Les Producteurs laitiers du Canada ont réagi à la conclusion de l'entente entre le Canada et les États-Unis. « L'attribution d'un accès additionnel de l'ordre de 3,59 % à notre marché laitier domestique, l'élimination de classes laitières compétitives et les mesures extraordinaires qui limiteront notre capacité d'exporter des produits laitiers auront un impact énorme non seulement pour les producteurs laitiers, mais pour tout le secteur », a déclaré Pierre Lampron, président des Producteurs laitiers du Canada, dans un communiqué.

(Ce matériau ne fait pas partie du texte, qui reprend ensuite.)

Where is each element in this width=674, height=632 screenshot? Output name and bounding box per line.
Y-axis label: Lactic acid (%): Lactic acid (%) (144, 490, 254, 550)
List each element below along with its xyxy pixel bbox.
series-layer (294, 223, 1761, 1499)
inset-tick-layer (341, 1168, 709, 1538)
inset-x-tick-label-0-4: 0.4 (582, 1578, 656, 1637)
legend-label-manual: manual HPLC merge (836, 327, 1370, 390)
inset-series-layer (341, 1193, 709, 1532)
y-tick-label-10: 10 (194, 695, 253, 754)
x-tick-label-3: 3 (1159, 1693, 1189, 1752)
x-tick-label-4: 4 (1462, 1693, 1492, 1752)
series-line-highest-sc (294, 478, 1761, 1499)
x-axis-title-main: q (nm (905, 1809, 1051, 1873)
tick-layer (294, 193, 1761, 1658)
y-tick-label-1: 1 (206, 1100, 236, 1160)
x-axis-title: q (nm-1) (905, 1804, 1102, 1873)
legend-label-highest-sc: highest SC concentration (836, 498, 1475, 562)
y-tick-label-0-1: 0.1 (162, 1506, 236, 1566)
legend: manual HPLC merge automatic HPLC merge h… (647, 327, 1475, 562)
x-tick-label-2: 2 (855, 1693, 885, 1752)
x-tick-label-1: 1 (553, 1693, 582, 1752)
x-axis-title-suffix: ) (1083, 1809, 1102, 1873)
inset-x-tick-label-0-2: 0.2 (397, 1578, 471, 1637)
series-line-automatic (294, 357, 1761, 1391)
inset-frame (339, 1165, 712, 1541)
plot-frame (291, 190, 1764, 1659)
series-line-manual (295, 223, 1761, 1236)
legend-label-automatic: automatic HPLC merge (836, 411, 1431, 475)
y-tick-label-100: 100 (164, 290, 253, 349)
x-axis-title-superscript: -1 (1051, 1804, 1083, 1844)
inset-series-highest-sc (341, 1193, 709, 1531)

Chronologie d'une négociation difficile

JANVIER 2017

Donald Trump prête serment et devient le nouveau président des États-Unis. Quelques jours après son arrivée au pouvoir, il annonce qu'il est prêt à renégocier l'Accord de libre-échange nord-américain (ALENA). 

AVRIL 2017

Avant même le début formel des négociations, Donald Trump brandit pour la première fois la menace de retirer les États-Unis de l'ALENA. Le président se ravise après avoir eu un entretien avec Justin Trudeau.

AOÛT 2017

Le premier cycle de négociations entre le Canada, les États-Unis et le Mexique a lieu à Washington. Dès la fin de la première ronde, Donald Trump réitère sa menace de déchirer l'Accord de libre-échange nord-américain s'il ne peut obtenir des concessions majeures des autres parties.

JUIN 2018

Alors que les négociations progressent peu, l'administration Trump annonce l'imposition de tarifs douaniers de 25 % contre les exportations d'acier et de 10 % contre les exportations d'aluminium en provenance du Canada et du Mexique, entre autres pays. Donald Trump évoque alors l'idée de conclure des ententes bilatérales avec le Mexique et le Canada.

JUILLET 2018

Le Mexique et les États-Unis amorcent des négociations pour moderniser l'ALENA sans le Canada. Le secteur de l'automobile arrive en tête de liste des sujets de négociations.

27 AOÛT 2018

Après plus de cinq semaines de négociations, les États-Unis et le Mexique annoncent qu'ils ont conclu un accord pour renouveler l'ALENA sans le Canada. Le secteur de l'automobile est au coeur de cette entente. 

28 AOÛT 2018

La ministre des Affaires étrangères Chrystia Freeland interrompt une visite officielle en Europe et se rend d'urgence à Washington avec l'équipe de négociateurs canadiens pour tenter de trouver un terrain d'entente avec les Américains.

31 AOÛT 2018

Après quatre jours de pourparlers intenses, Chrystia Freeland annonce qu'il a été impossible d'aplanir les différends qui subsistent entre le Canada et les États-Unis, notamment sur la gestion de l'offre et le maintien du mécanisme de règlement des conflits commerciaux dans les délais impartis par l'administration.